A Warren native helps make a family's dream home a reality on the next episode of ''Extreme Makeover Home Edition.''
The episode, which will be broadcast at 8 p.m. today on ABC-TV, focuses on a home built in Lincolnton, N.C., for the Friday family. Devonda and James Friday have been foster parents to more than 30 children, and they adopted one of those foster children and his four siblings in 2011. In their old home, they were forced to turn the carport of their small ranch-style house into two makeshift bedrooms to accommodate the additions to their family.
The construction of their new home by ''Extreme Makeover'' was coordinated by Bellamy Homes, a Charlotte, N.C., building company owned by Frank Hereda and Wade Miller. Hereda, 36, was born in Warren and lived here until his parents, Dan and Dianna (DiCenso) Hereda, moved to Indiana when he was about 10 years old.
''Wade and I are big into charity,'' Hereda said. ''We do other things in the Charlotte area, and that's what drew us to it. Just the size of this and the opportunity to give back in such a large way.''
Bellamy Homes first approached the producers of ''Extreme Home Makeover'' at an international builders convention about three years ago. They didn't hear anything the first year, but they approached the producers the following year at the convention, and they still had the business card on file.
For most of 2011, they were in touch with the television show, Hereda said, but they weren't allowed to tell anyone.

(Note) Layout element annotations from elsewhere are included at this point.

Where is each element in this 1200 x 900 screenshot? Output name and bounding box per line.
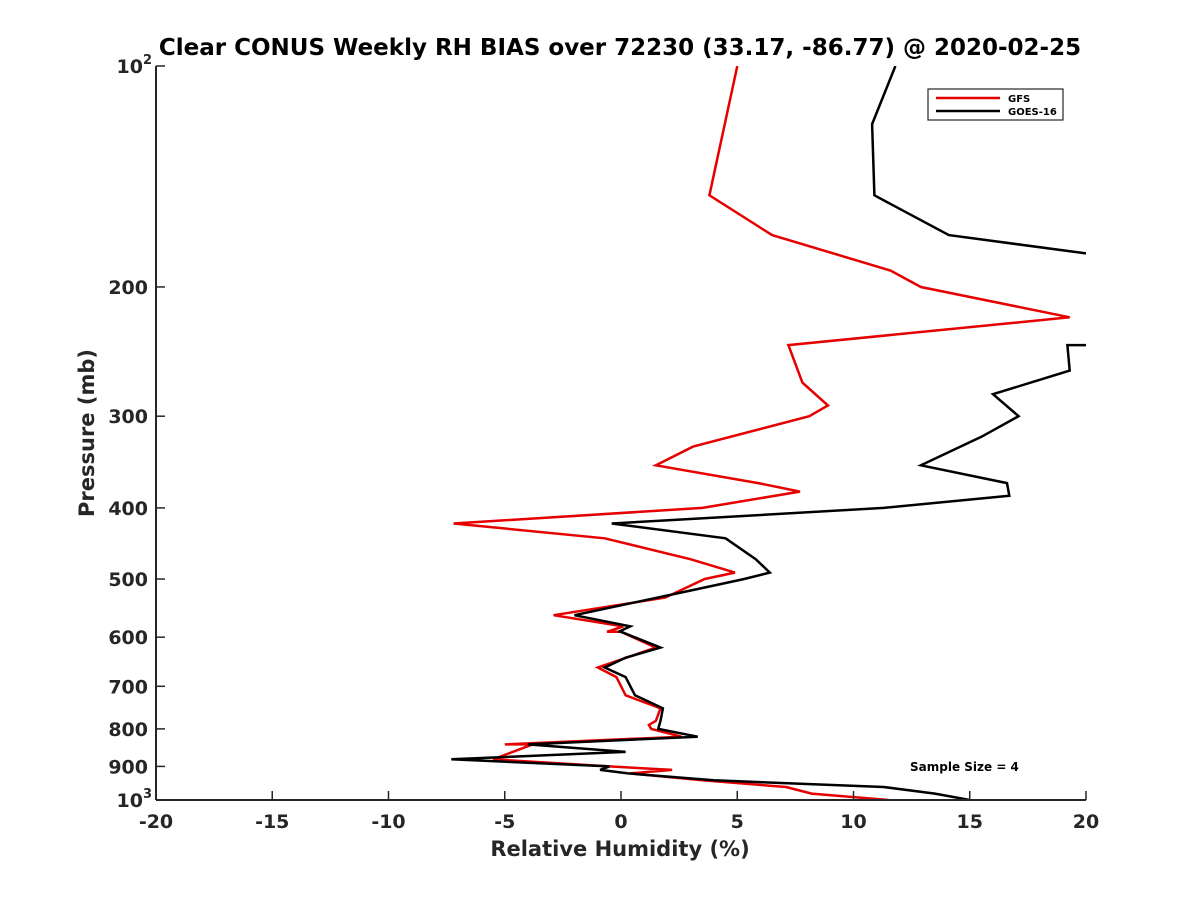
y-tick-label: 200 xyxy=(108,277,148,299)
x-tick-label: -15 xyxy=(255,811,289,833)
axes-layer: -20 -15 -10 -5 0 5 10 15 20 102 200 300 400 500 600 700… xyxy=(108,53,1099,833)
y-tick-label: 600 xyxy=(108,627,148,649)
x-tick-label: 20 xyxy=(1073,811,1099,833)
sample-size-annotation: Sample Size = 4 xyxy=(910,760,1019,774)
legend-box xyxy=(927,88,1064,121)
chart-title: Clear CONUS Weekly RH BIAS over 72230 (3… xyxy=(159,35,1081,61)
series-layer xyxy=(451,66,1086,800)
legend-label: GOES-16 xyxy=(1008,107,1057,118)
x-tick-label: 0 xyxy=(614,811,627,833)
x-tick-label: 15 xyxy=(957,811,983,833)
y-tick-label: 102 xyxy=(117,53,153,78)
x-tick-label: 5 xyxy=(731,811,744,833)
y-tick-label: 400 xyxy=(108,498,148,520)
y-tick-label: 103 xyxy=(117,787,153,812)
y-tick-label: 500 xyxy=(108,569,148,591)
y-tick-label: 900 xyxy=(108,756,148,778)
legend: GFS GOES-16 xyxy=(927,88,1064,121)
y-tick-label: 300 xyxy=(108,406,148,428)
x-tick-label: 10 xyxy=(840,811,866,833)
y-tick-label: 800 xyxy=(108,719,148,741)
y-tick-label: 700 xyxy=(108,676,148,698)
series-line-goes-16 xyxy=(451,66,1086,800)
x-tick-label: -5 xyxy=(494,811,515,833)
y-axis-title: Pressure (mb) xyxy=(75,349,99,517)
x-tick-label: -10 xyxy=(371,811,405,833)
legend-label: GFS xyxy=(1008,94,1030,105)
x-tick-label: -20 xyxy=(139,811,173,833)
x-axis-title: Relative Humidity (%) xyxy=(490,837,749,861)
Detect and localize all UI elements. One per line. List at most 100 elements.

In late October 2011, they got confirmation of a North Carolina project and only had about four weeks to coordinate everything before the work was started in December 2011.

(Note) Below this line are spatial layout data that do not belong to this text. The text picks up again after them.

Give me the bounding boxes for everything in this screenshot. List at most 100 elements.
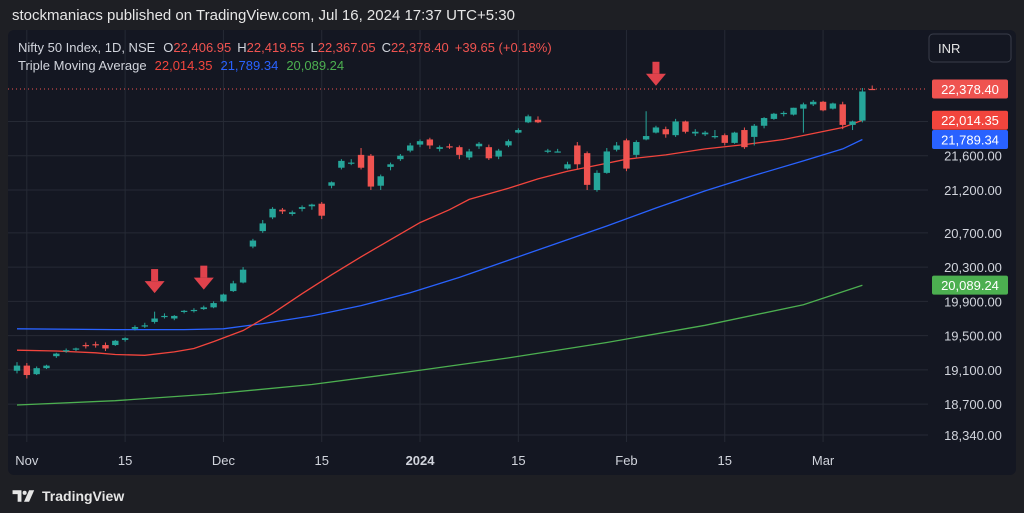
candle-body: [82, 345, 90, 347]
candle[interactable]: [672, 118, 679, 137]
candle[interactable]: [151, 311, 158, 324]
candle[interactable]: [623, 138, 630, 172]
candle[interactable]: [171, 315, 178, 321]
ma1-line: [16, 119, 863, 356]
candle[interactable]: [701, 130, 709, 137]
candle[interactable]: [298, 205, 306, 212]
candle[interactable]: [348, 159, 355, 166]
candle[interactable]: [190, 308, 198, 313]
candle[interactable]: [279, 207, 286, 214]
candle[interactable]: [859, 88, 866, 123]
candle[interactable]: [633, 140, 640, 158]
candle[interactable]: [780, 111, 787, 117]
candle[interactable]: [731, 131, 738, 144]
candle[interactable]: [692, 129, 699, 137]
candle[interactable]: [43, 364, 50, 370]
candle[interactable]: [161, 313, 168, 319]
candle[interactable]: [357, 148, 365, 170]
candle[interactable]: [289, 210, 296, 216]
candle[interactable]: [338, 159, 345, 170]
candle[interactable]: [652, 125, 660, 134]
candle[interactable]: [465, 148, 473, 161]
candle[interactable]: [72, 347, 80, 352]
candle[interactable]: [377, 174, 384, 190]
candle[interactable]: [416, 139, 424, 148]
candle-body: [171, 315, 178, 319]
candle[interactable]: [583, 151, 591, 190]
candle[interactable]: [662, 126, 669, 138]
candle[interactable]: [82, 342, 90, 349]
candle[interactable]: [790, 107, 797, 116]
candle[interactable]: [92, 341, 99, 348]
candle[interactable]: [810, 100, 817, 107]
candle[interactable]: [524, 114, 532, 124]
candle[interactable]: [515, 128, 522, 134]
candle[interactable]: [475, 142, 483, 149]
candle[interactable]: [121, 337, 129, 342]
candle[interactable]: [849, 120, 856, 131]
candle[interactable]: [259, 219, 266, 233]
candle[interactable]: [642, 111, 650, 141]
currency-button-bg: [928, 33, 1012, 63]
candle[interactable]: [839, 101, 846, 130]
currency-button[interactable]: INR: [928, 33, 1012, 63]
candle[interactable]: [200, 305, 207, 310]
candle[interactable]: [544, 148, 552, 154]
candle[interactable]: [102, 342, 109, 352]
candle[interactable]: [819, 100, 827, 112]
candle[interactable]: [112, 339, 119, 346]
candle[interactable]: [682, 120, 689, 134]
candle[interactable]: [367, 154, 375, 190]
candle[interactable]: [564, 161, 571, 170]
candle[interactable]: [141, 322, 148, 328]
candle[interactable]: [829, 102, 837, 110]
candle[interactable]: [239, 267, 247, 284]
candle[interactable]: [131, 325, 139, 331]
candle[interactable]: [770, 112, 778, 120]
candle[interactable]: [760, 117, 768, 129]
candle[interactable]: [426, 137, 434, 149]
candle-body: [446, 146, 453, 148]
candle[interactable]: [13, 362, 21, 374]
candle[interactable]: [741, 127, 748, 149]
candle[interactable]: [180, 309, 188, 314]
chart-panel[interactable]: 22,000.0021,600.0021,200.0020,700.0020,3…: [8, 30, 1016, 475]
candle[interactable]: [505, 139, 512, 148]
candle[interactable]: [23, 363, 31, 379]
candle[interactable]: [446, 143, 453, 149]
candle[interactable]: [456, 145, 463, 160]
candle[interactable]: [249, 238, 257, 249]
tradingview-logo[interactable]: TradingView: [12, 488, 124, 504]
candle[interactable]: [397, 154, 404, 161]
candle[interactable]: [230, 280, 237, 292]
candle[interactable]: [62, 348, 70, 353]
candle[interactable]: [800, 102, 807, 133]
candle[interactable]: [318, 201, 325, 220]
candle[interactable]: [220, 293, 227, 303]
candle[interactable]: [613, 142, 620, 152]
candle[interactable]: [485, 144, 493, 161]
candle[interactable]: [387, 162, 394, 171]
candle[interactable]: [407, 142, 414, 153]
candle[interactable]: [534, 116, 542, 124]
indicator-legend[interactable]: Triple Moving Average 22,014.35 21,789.34 2…: [18, 58, 344, 73]
ma2-value: 21,789.34: [220, 58, 278, 73]
candle[interactable]: [593, 170, 601, 192]
candle[interactable]: [603, 148, 610, 174]
candle[interactable]: [328, 181, 335, 189]
candle-body: [92, 344, 99, 346]
candle[interactable]: [495, 148, 502, 160]
candle[interactable]: [721, 133, 728, 146]
candle[interactable]: [269, 207, 276, 220]
candle[interactable]: [574, 142, 581, 170]
candle[interactable]: [436, 145, 443, 152]
candle[interactable]: [869, 85, 876, 91]
candle[interactable]: [308, 203, 316, 210]
price-chart[interactable]: 22,000.0021,600.0021,200.0020,700.0020,3…: [8, 30, 1016, 475]
candle[interactable]: [33, 366, 40, 376]
candle[interactable]: [711, 130, 719, 139]
candle[interactable]: [53, 352, 60, 358]
candle[interactable]: [554, 148, 561, 153]
candle[interactable]: [210, 301, 217, 309]
candle[interactable]: [751, 124, 758, 146]
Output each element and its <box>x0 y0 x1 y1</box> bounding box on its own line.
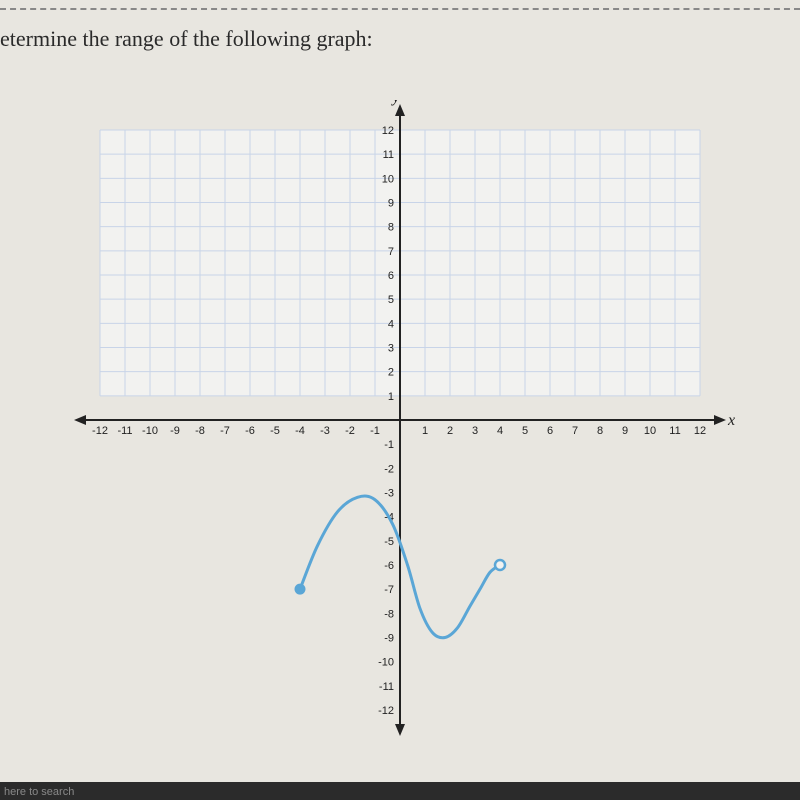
start-endpoint <box>295 584 305 594</box>
y-tick-label: -7 <box>384 584 394 596</box>
y-tick-label: 1 <box>388 391 394 403</box>
x-tick-label: -10 <box>142 425 158 437</box>
y-tick-label: 6 <box>388 270 394 282</box>
x-tick-label: 7 <box>572 425 578 437</box>
y-tick-label: -12 <box>378 705 394 717</box>
x-tick-label: -3 <box>320 425 330 437</box>
x-tick-label: -7 <box>220 425 230 437</box>
y-tick-label: -5 <box>384 536 394 548</box>
y-axis-label: y <box>390 100 400 106</box>
y-tick-label: 7 <box>388 246 394 258</box>
divider <box>0 8 800 10</box>
x-tick-label: 1 <box>422 425 428 437</box>
x-tick-label: 9 <box>622 425 628 437</box>
y-tick-label: 9 <box>388 198 394 210</box>
search-hint: here to search <box>4 786 74 798</box>
y-tick-label: -6 <box>384 560 394 572</box>
x-axis-label: x <box>727 412 735 429</box>
x-tick-label: 2 <box>447 425 453 437</box>
x-tick-label: -5 <box>270 425 280 437</box>
y-tick-label: 5 <box>388 294 394 306</box>
y-tick-label: -11 <box>379 681 394 693</box>
x-tick-label: 11 <box>669 425 680 437</box>
x-tick-label: -4 <box>295 425 305 437</box>
x-tick-label: -12 <box>92 425 108 437</box>
x-tick-label: 12 <box>694 425 706 437</box>
x-tick-label: 4 <box>497 425 503 437</box>
x-tick-label: -9 <box>170 425 180 437</box>
y-tick-label: 11 <box>383 149 394 161</box>
y-tick-label: 12 <box>382 125 394 137</box>
x-tick-label: 6 <box>547 425 553 437</box>
y-tick-label: -2 <box>384 463 394 475</box>
x-tick-label: 10 <box>644 425 656 437</box>
x-tick-label: -11 <box>117 425 132 437</box>
x-tick-label: 5 <box>522 425 528 437</box>
y-tick-label: 10 <box>382 173 394 185</box>
y-tick-label: 4 <box>388 318 394 330</box>
x-tick-label: 8 <box>597 425 603 437</box>
y-tick-label: -8 <box>384 608 394 620</box>
x-tick-label: -8 <box>195 425 205 437</box>
y-tick-label: -3 <box>384 488 394 500</box>
end-endpoint <box>495 560 505 570</box>
y-tick-label: 3 <box>388 343 394 355</box>
y-tick-label: -1 <box>384 439 394 451</box>
y-tick-label: 2 <box>388 367 394 379</box>
x-tick-label: -1 <box>370 425 380 437</box>
y-tick-label: -9 <box>384 633 394 645</box>
x-tick-label: 3 <box>472 425 478 437</box>
x-tick-label: -2 <box>345 425 355 437</box>
graph-chart: xy-12-11-10-9-8-7-6-5-4-3-2-112345678910… <box>60 100 740 740</box>
taskbar <box>0 782 800 800</box>
x-tick-label: -6 <box>245 425 255 437</box>
y-tick-label: 8 <box>388 222 394 234</box>
question-text: etermine the range of the following grap… <box>0 26 373 52</box>
y-tick-label: -10 <box>378 657 394 669</box>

In four days with the help of thousands of volunteers, a 3,900-square-foot home was built for the Fridays.
''The biggest challenge was getting everyone organized in such a short period of time, especially during the holiday season,'' Hereda said.
He's proud of the home they were able to give the family, but they also raised enough money to guarantee the family's eight children full-ride scholarships to Belmont Abbey College in North Carolina.
''Adults are set in what they're going to do in life, but you can make a difference with children,'' he said. ''The ripple effect is huge on that.''
When Hereda was visiting his parents, who now live in Hudson, over Thanksgiving, he brought a DVD with excerpts of his interview and other raw footage from the episode. Rosemarie DiCenso, his grandmother who still lives in Warren, said it was amazing getting to watch the excerpts, and she is looking forward to watching the full episode with her grandson.